Perhaps I may abandon “Symptoms” for a while and turn to the “Realm of Matter”. Russell’s latest book ought to have helped to revive interest in this direction, but I have been disappointed. It is nice to see him insisting on his newly acquired conviction that “percepts are in our heads”: it ranges him among my examples of latent materialism in idealists. But does he conceive his whole philosophy, in the moment when he is most aware of it, to be a single constituent of the series of events which make up one of the electrons in his brain? It seems monstrous (to use one of his words) to give so rich a substance (to use one of my words) to so minute a phenomenon. It would seem to me more plausible to say that his awareness of his philosophy was an event engaging a great many gyrations of a great many electrons: it would therefore have no punctiform locus in space-time, and could not be identified with a single constituent of the physical world. But I agree with him, and with you, that the mental world, in so far as it has a locus in nature at all, has it in the head—or in objects arranged, like books and pictures, to excite certain events in the head. As to the mental or moral world in itself, Berty is a poor witness: here is a book entitled “The Outlines of Philosophy” in which there is nothing but spleen, behaviourism, relativity, and babies. He has come down terribly in the world: I suppose this is a set of lectures cooked up for America: there is nothing in it that he hasn’t said as well or better elsewhere, and there is an unreadable amount of improvised commonplaces, and chance polemics.

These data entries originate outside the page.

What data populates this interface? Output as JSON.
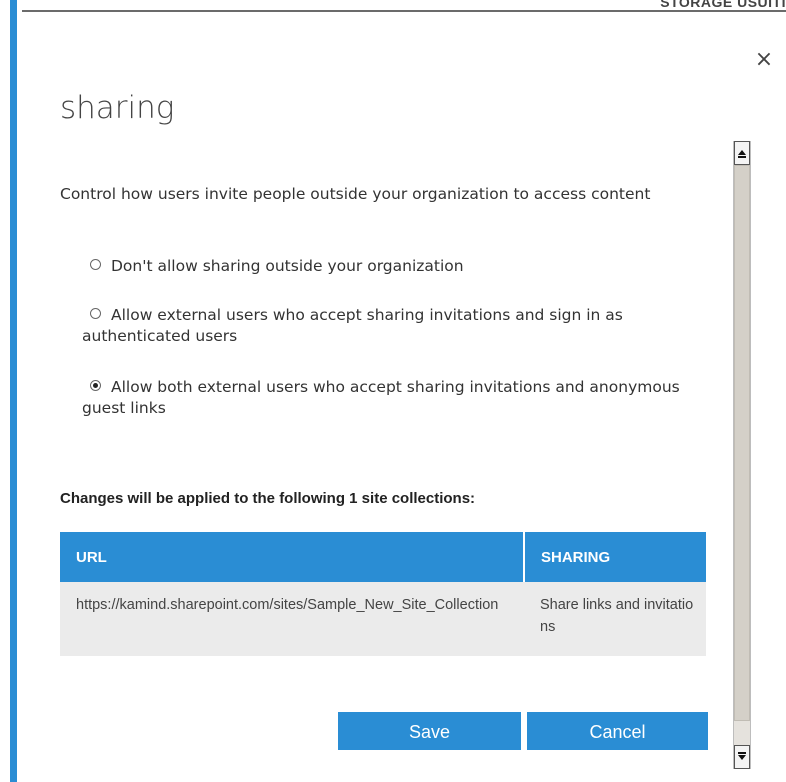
{
  "background_header": {
    "text": "STORAGE USUITI"
  },
  "dialog": {
    "close_glyph": "×",
    "title": "sharing",
    "description": "Control how users invite people outside your organization to access content",
    "options": [
      {
        "label": "Don't allow sharing outside your organization",
        "checked": false
      },
      {
        "label": "Allow external users who accept sharing invitations and sign in as authenticated users",
        "checked": false
      },
      {
        "label": "Allow both external users who accept sharing invitations and anonymous guest links",
        "checked": true
      }
    ],
    "changes_text": "Changes will be applied to the following 1 site collections:",
    "table": {
      "headers": [
        "URL",
        "SHARING"
      ],
      "rows": [
        [
          "https://kamind.sharepoint.com/sites/Sample_New_Site_Collection",
          "Share links and invitations"
        ]
      ]
    },
    "buttons": {
      "save": "Save",
      "cancel": "Cancel"
    }
  },
  "colors": {
    "accent": "#2a8dd4",
    "row_bg": "#ebebeb",
    "scrollbar": "#d4d0c8"
  },
  "icons": [
    "close-icon",
    "scroll-up-icon",
    "scroll-down-icon",
    "radio-button"
  ]
}
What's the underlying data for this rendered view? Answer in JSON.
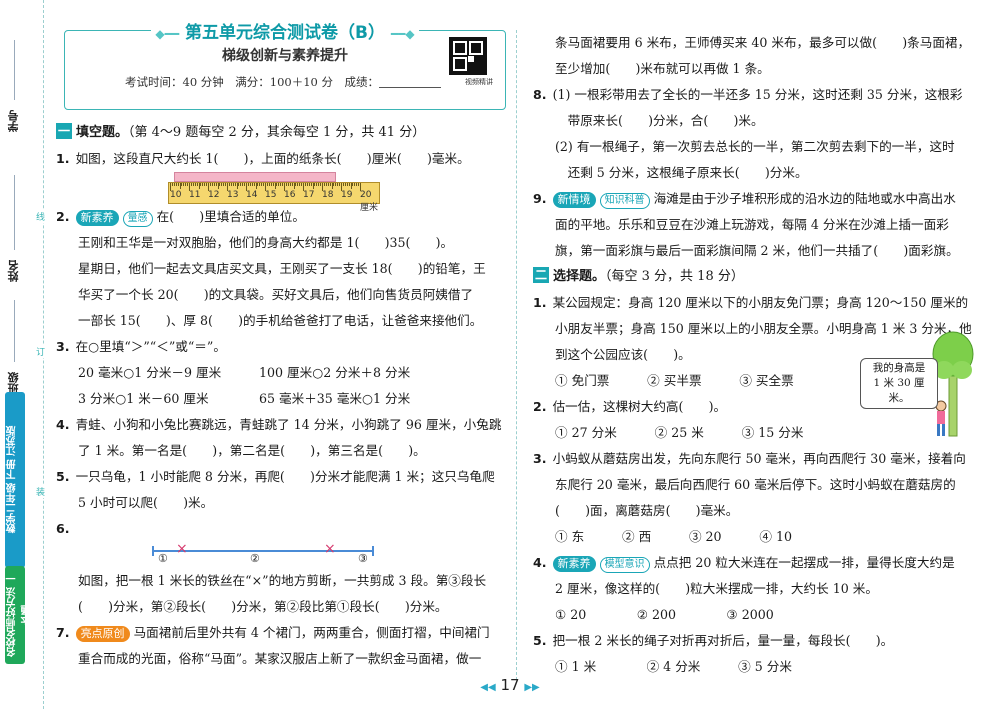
{
  "sidebar": {
    "label_xuehao": "学号",
    "label_xingming": "姓名",
    "label_banji": "班级",
    "brand_text": "名校名师好方法 一本通",
    "brand_edition": "数学二年级 下册 江苏版",
    "xian": "线",
    "ding": "订",
    "zhuang": "装"
  },
  "header": {
    "title": "第五单元综合测试卷（B）",
    "subtitle": "梯级创新与素养提升",
    "info": "考试时间：40 分钟　满分：100＋10 分　成绩：",
    "qr_label": "视频精讲"
  },
  "section1": {
    "num": "一",
    "title": "填空题。",
    "note": "（第 4～9 题每空 2 分，其余每空 1 分，共 41 分）"
  },
  "left_lines": [
    {
      "q": "1.",
      "text": "如图，这段直尺大约长 1(　　)，上面的纸条长(　　)厘米(　　)毫米。"
    },
    {
      "q": "2.",
      "tag": "新素养",
      "tag2": "量感",
      "text": "在(　　)里填合适的单位。"
    },
    {
      "text": "王刚和王华是一对双胞胎，他们的身高大约都是 1(　　)35(　　)。",
      "indent": true
    },
    {
      "text": "星期日，他们一起去文具店买文具，王刚买了一支长 18(　　)的铅笔，王",
      "indent": true
    },
    {
      "text": "华买了一个长 20(　　)的文具袋。买好文具后，他们向售货员阿姨借了",
      "indent": true
    },
    {
      "text": "一部长 15(　　)、厚 8(　　)的手机给爸爸打了电话，让爸爸来接他们。",
      "indent": true
    },
    {
      "q": "3.",
      "text": "在○里填“＞”“＜”或“＝”。"
    },
    {
      "text": "20 毫米○1 分米－9 厘米　　　100 厘米○2 分米＋8 分米",
      "indent": true
    },
    {
      "text": "3 分米○1 米－60 厘米　　　　65 毫米＋35 毫米○1 分米",
      "indent": true
    },
    {
      "q": "4.",
      "text": "青蛙、小狗和小兔比赛跳远，青蛙跳了 14 分米，小狗跳了 96 厘米，小兔跳"
    },
    {
      "text": "了 1 米。第一名是(　　)，第二名是(　　)，第三名是(　　)。",
      "indent": true
    },
    {
      "q": "5.",
      "text": "一只乌龟，1 小时能爬 8 分米，再爬(　　)分米才能爬满 1 米；这只乌龟爬"
    },
    {
      "text": "5 小时可以爬(　　)米。",
      "indent": true
    },
    {
      "q": "6.",
      "text": ""
    },
    {
      "text": "如图，把一根 1 米长的铁丝在“×”的地方剪断，一共剪成 3 段。第③段长",
      "indent": true
    },
    {
      "text": "(　　)分米，第②段长(　　)分米，第②段比第①段长(　　)分米。",
      "indent": true
    },
    {
      "q": "7.",
      "tag": "亮点原创",
      "tag_color": "orange",
      "text": "马面裙前后里外共有 4 个裙门，两两重合，侧面打褶，中间裙门"
    },
    {
      "text": "重合而成的光面，俗称“马面”。某家汉服店上新了一款织金马面裙，做一",
      "indent": true
    }
  ],
  "ruler": {
    "numbers": [
      "10",
      "11",
      "12",
      "13",
      "14",
      "15",
      "16",
      "17",
      "18",
      "19",
      "20厘米"
    ]
  },
  "wire": {
    "marks": [
      "①",
      "②",
      "③"
    ],
    "cut": "×"
  },
  "right_lines": [
    {
      "text": "条马面裙要用 6 米布，王师傅买来 40 米布，最多可以做(　　)条马面裙，",
      "indent": true
    },
    {
      "text": "至少增加(　　)米布就可以再做 1 条。",
      "indent": true
    },
    {
      "q": "8.",
      "text": "(1) 一根彩带用去了全长的一半还多 15 分米，这时还剩 35 分米，这根彩"
    },
    {
      "text": "　带原来长(　　)分米，合(　　)米。",
      "indent": true
    },
    {
      "text": "(2) 有一根绳子，第一次剪去总长的一半，第二次剪去剩下的一半，这时",
      "indent": true
    },
    {
      "text": "　还剩 5 分米，这根绳子原来长(　　)分米。",
      "indent": true
    },
    {
      "q": "9.",
      "tag": "新情境",
      "tag2": "知识科普",
      "text": "海滩是由于沙子堆积形成的沿水边的陆地或水中高出水"
    },
    {
      "text": "面的平地。乐乐和豆豆在沙滩上玩游戏，每隔 4 分米在沙滩上插一面彩",
      "indent": true
    },
    {
      "text": "旗，第一面彩旗与最后一面彩旗间隔 2 米，他们一共插了(　　)面彩旗。",
      "indent": true
    }
  ],
  "section2": {
    "num": "二",
    "title": "选择题。",
    "note": "（每空 3 分，共 18 分）"
  },
  "right_lines2": [
    {
      "q": "1.",
      "text": "某公园规定：身高 120 厘米以下的小朋友免门票；身高 120～150 厘米的"
    },
    {
      "text": "小朋友半票；身高 150 厘米以上的小朋友全票。小明身高 1 米 3 分米，他",
      "indent": true
    },
    {
      "text": "到这个公园应该(　　)。",
      "indent": true
    },
    {
      "text": "① 免门票　　　② 买半票　　　③ 买全票",
      "indent": true
    },
    {
      "q": "2.",
      "text": "估一估，这棵树大约高(　　)。"
    },
    {
      "text": "① 27 分米　　　② 25 米　　　③ 15 分米",
      "indent": true
    },
    {
      "q": "3.",
      "text": "小蚂蚁从蘑菇房出发，先向东爬行 50 毫米，再向西爬行 30 毫米，接着向"
    },
    {
      "text": "东爬行 20 毫米，最后向西爬行 60 毫米后停下。这时小蚂蚁在蘑菇房的",
      "indent": true
    },
    {
      "text": "(　　)面，离蘑菇房(　　)毫米。",
      "indent": true
    },
    {
      "text": "① 东　　　② 西　　　③ 20　　　④ 10",
      "indent": true
    },
    {
      "q": "4.",
      "tag": "新素养",
      "tag2": "模型意识",
      "text": "点点把 20 粒大米连在一起摆成一排，量得长度大约是"
    },
    {
      "text": "2 厘米，像这样的(　　)粒大米摆成一排，大约长 10 米。",
      "indent": true
    },
    {
      "text": "① 20　　　　② 200　　　　③ 2000",
      "indent": true
    },
    {
      "q": "5.",
      "text": "把一根 2 米长的绳子对折再对折后，量一量，每段长(　　)。"
    },
    {
      "text": "① 1 米　　　　② 4 分米　　　③ 5 分米",
      "indent": true
    }
  ],
  "bubble": {
    "line1": "我的身高是",
    "line2": "1 米 30 厘米。"
  },
  "footer": {
    "page": "17"
  }
}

I have had to skip a good deal: but I haven’t missed here and there an extraordinarily witty passage, like that about the behaviourist seeing the rat not seen by his friend, and thinking that he must give up that bootlegged whiskey

From The Letters of George Santayana:  Book Three, 1921-1927.  Cambridge, MA: The MIT Press, 2002.
Location of manuscript: Rockefeller Archive Center, Sleepy Hollow NY.

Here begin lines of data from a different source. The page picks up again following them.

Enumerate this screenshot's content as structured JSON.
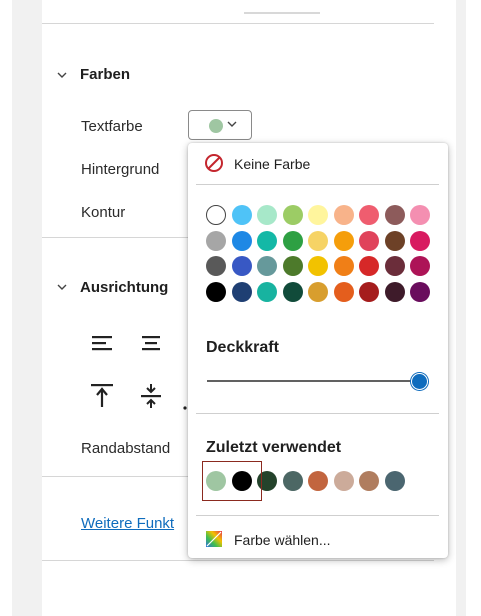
{
  "colors": {
    "accent": "#0f6cbd",
    "link": "#0f6cbd",
    "selected_outline": "#8b2a1f",
    "current_text_color": "#9fc6a2"
  },
  "farben": {
    "title": "Farben",
    "textfarbe": "Textfarbe",
    "hintergrund": "Hintergrund",
    "kontur": "Kontur"
  },
  "ausrichtung": {
    "title": "Ausrichtung",
    "randabstand": "Randabstand"
  },
  "more_link": "Weitere Funkt",
  "popup": {
    "no_color": "Keine Farbe",
    "opacity_label": "Deckkraft",
    "opacity_value": 1.0,
    "recent_label": "Zuletzt verwendet",
    "choose_color": "Farbe wählen...",
    "palette": [
      [
        "#ffffff",
        "#4fc3f7",
        "#a7e8c9",
        "#9ccc65",
        "#fff59d",
        "#f8b38a",
        "#ef5d6f",
        "#8d5b5b",
        "#f48fb1"
      ],
      [
        "#a6a6a6",
        "#1e88e5",
        "#14b8a6",
        "#2ea043",
        "#f6d365",
        "#f59e0b",
        "#e0435b",
        "#6d4127",
        "#d81b60"
      ],
      [
        "#595959",
        "#3858c4",
        "#66999b",
        "#4d7a2b",
        "#f2c200",
        "#f07f17",
        "#d62828",
        "#6b2d3a",
        "#ad1457"
      ],
      [
        "#000000",
        "#1f3f73",
        "#18b3a0",
        "#114b3a",
        "#d89e2e",
        "#e45e1d",
        "#a51c1c",
        "#3e1b2a",
        "#6a0d5d"
      ]
    ],
    "recent_colors": [
      "#9fc6a2",
      "#000000",
      "#24432b",
      "#4c6764",
      "#c2653f",
      "#ccab9a",
      "#b07d5f",
      "#4b6670"
    ]
  }
}
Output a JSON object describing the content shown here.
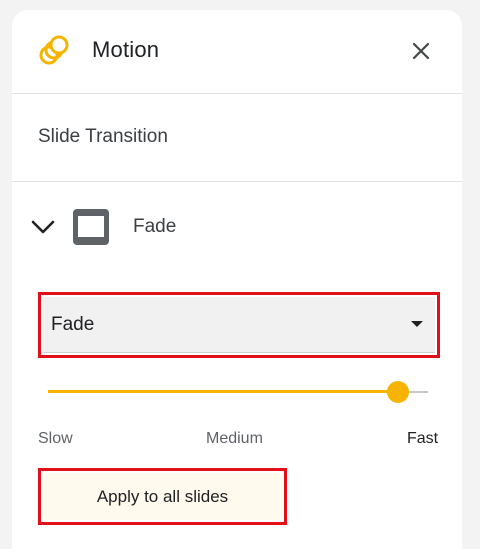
{
  "header": {
    "title": "Motion",
    "icon": "motion-icon",
    "close_icon": "close-icon"
  },
  "section": {
    "title": "Slide Transition"
  },
  "transition": {
    "expand_icon": "chevron-down-icon",
    "thumbnail_icon": "slide-thumbnail-icon",
    "name": "Fade"
  },
  "type_select": {
    "value": "Fade"
  },
  "speed": {
    "labels": {
      "slow": "Slow",
      "medium": "Medium",
      "fast": "Fast"
    },
    "value_fraction": 0.92
  },
  "apply_button": {
    "label": "Apply to all slides"
  },
  "colors": {
    "accent": "#f6b400",
    "highlight": "#e3101a",
    "apply_bg": "#fffaee"
  }
}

Letters in Limbo ~ December 1, 1944

persons-and-placesTo Lawrence Smith Butler
Via Santo Stefano Rotondo, 6
Rome. December 1, 1944

 . . . Much as I should like to see you, I shouldn’t advise you to come to Italy until you hear that things have returned somewhat to the normal. In Rome, as you know, there has been little damage done to buildings: but the country has been thoroughly pillaged by the two friendly foreign armies that have passed over it; communications and victualling are difficult; and people have no work and no means of carrying on their trades. Food is scarce and bad, and the value of money and the price of everything are uncertain. We also lack coal, and electric light shines decently only every third day. Life would therefore not be comfortable or easy for a traveller. I myself have been lucky in being taken in by these Sisters. They have a nicely furnished house and nice English ideas of food and comfort, and we manage very well, in spite of all difficulties. Of late, too, I have received various presents, as well as many visits, from American army men, and am revelling in the lost luxuries of tea, marmalade, cheese, anchovies, shaving-cream, and even peanuts. I have been photographed and interviewed to exhaustion; but I am happy like a sky without clouds, and still at work with the pen. In the second volume of Persons & Places, you are commemorated among “Americans in Europe.” I hope you won’t be angry at the past tense: but I write of everything as if it were ancient history. Motto: Veritas.


Yours affly,
G Santayana

From The Letters of George Santayana:  Book Seven, 1941-1947.  Cambridge, MA: The MIT Press, 2006.
Location of manuscript: The University Club, New York NY.